太嫌兎村
「その通りなんですよ、途中三叉路が何回もあって、右に左にといろいろ選んで進んできましたよ。それで最終的に、やっとここへ辿り着けたのですよ」
高見沢がそう返事をすると、女性は嬉しそうに話してくる。
「そうですか、高見沢さん御自身がそれぞれ遭遇された岐路で、右に左にと選んでここまで来られたのですか、本当に良かったわ、おめでとうございます。
ところで、太嫌兎村の隣村はどこか御存知ですか?」
女性がおかしな質問をしてきた。
「そんなん俺、知りませんよ、どんな所なんですか?」と聞き返した。
すると女性は澄まして、さらりと。
「隣村は…、地獄村です」
「えっ」
高見沢は目を白黒させる。女性はそんな驚きにかまわず、ちょっと砕けた感じで、京風に続ける。

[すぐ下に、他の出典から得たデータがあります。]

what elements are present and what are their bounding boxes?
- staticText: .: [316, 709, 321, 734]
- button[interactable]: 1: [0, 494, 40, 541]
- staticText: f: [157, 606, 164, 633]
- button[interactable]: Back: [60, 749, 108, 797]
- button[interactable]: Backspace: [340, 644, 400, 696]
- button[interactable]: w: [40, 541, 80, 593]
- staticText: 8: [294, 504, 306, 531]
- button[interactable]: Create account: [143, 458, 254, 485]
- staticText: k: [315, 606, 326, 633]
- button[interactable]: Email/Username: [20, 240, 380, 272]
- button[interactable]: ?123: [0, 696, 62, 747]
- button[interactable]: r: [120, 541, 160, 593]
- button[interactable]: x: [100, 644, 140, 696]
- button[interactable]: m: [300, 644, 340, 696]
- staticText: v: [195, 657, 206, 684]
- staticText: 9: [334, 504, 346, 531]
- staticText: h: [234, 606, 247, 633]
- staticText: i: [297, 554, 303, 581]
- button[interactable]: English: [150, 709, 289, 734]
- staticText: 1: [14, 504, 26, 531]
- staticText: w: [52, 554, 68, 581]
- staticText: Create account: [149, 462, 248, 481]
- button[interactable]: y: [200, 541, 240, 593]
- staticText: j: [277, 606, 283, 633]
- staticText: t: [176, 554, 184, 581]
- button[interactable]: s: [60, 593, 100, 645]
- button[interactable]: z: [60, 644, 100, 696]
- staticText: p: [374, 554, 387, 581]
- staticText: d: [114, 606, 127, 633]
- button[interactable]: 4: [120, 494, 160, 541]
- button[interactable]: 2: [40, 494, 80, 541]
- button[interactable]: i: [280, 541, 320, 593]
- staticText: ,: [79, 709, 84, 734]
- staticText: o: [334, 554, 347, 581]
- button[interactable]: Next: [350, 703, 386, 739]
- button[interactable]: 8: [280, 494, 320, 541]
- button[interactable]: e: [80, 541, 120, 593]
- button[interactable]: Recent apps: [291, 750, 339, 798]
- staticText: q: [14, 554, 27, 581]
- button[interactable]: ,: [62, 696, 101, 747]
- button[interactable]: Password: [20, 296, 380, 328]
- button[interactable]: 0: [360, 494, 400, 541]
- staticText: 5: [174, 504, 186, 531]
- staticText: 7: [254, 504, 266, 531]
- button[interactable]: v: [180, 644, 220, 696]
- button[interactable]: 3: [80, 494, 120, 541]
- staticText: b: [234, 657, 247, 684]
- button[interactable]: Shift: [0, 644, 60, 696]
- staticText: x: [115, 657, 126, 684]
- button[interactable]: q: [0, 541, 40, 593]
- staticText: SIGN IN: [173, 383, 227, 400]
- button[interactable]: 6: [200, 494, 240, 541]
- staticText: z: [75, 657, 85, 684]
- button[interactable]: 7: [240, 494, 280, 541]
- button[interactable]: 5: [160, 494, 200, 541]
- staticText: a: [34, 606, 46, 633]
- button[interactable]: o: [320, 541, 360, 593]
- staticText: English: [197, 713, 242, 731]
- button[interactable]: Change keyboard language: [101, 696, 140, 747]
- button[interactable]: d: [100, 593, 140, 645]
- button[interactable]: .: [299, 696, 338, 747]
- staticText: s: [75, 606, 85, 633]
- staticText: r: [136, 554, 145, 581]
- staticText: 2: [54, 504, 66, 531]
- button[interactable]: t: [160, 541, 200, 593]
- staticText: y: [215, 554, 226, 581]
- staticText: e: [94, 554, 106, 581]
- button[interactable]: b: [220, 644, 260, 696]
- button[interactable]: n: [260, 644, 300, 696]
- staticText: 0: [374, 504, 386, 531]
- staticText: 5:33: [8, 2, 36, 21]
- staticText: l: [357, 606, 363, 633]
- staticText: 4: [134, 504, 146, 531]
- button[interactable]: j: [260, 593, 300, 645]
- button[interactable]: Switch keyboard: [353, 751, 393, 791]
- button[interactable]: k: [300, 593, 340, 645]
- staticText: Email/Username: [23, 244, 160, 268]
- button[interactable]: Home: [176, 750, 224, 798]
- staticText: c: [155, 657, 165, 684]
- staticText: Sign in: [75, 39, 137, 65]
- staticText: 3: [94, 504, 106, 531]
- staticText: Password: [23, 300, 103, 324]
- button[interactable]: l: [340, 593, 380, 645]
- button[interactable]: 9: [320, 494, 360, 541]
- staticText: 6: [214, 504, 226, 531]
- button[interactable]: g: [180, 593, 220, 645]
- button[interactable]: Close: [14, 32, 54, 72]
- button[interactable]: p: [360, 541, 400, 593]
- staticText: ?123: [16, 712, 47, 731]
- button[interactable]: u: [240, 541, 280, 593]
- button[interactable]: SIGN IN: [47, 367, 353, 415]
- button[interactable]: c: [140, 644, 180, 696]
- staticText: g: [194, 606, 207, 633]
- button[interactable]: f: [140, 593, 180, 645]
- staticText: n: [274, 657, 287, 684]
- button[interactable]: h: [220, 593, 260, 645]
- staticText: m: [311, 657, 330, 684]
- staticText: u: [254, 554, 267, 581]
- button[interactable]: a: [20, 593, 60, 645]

「もし最後の岐路選択を、高見沢はんが間違ってはったら、地獄村に落ちてはったんエ、本当にラッキーさんやったわ。貴方はんのような幸運な方はそう滅多には、いやらしまへんし…、たいがいの男はんは釜茹(かまゆ)でされてはるわ」
高見沢はそんな物騒な話しをじっと聞いているだけだった。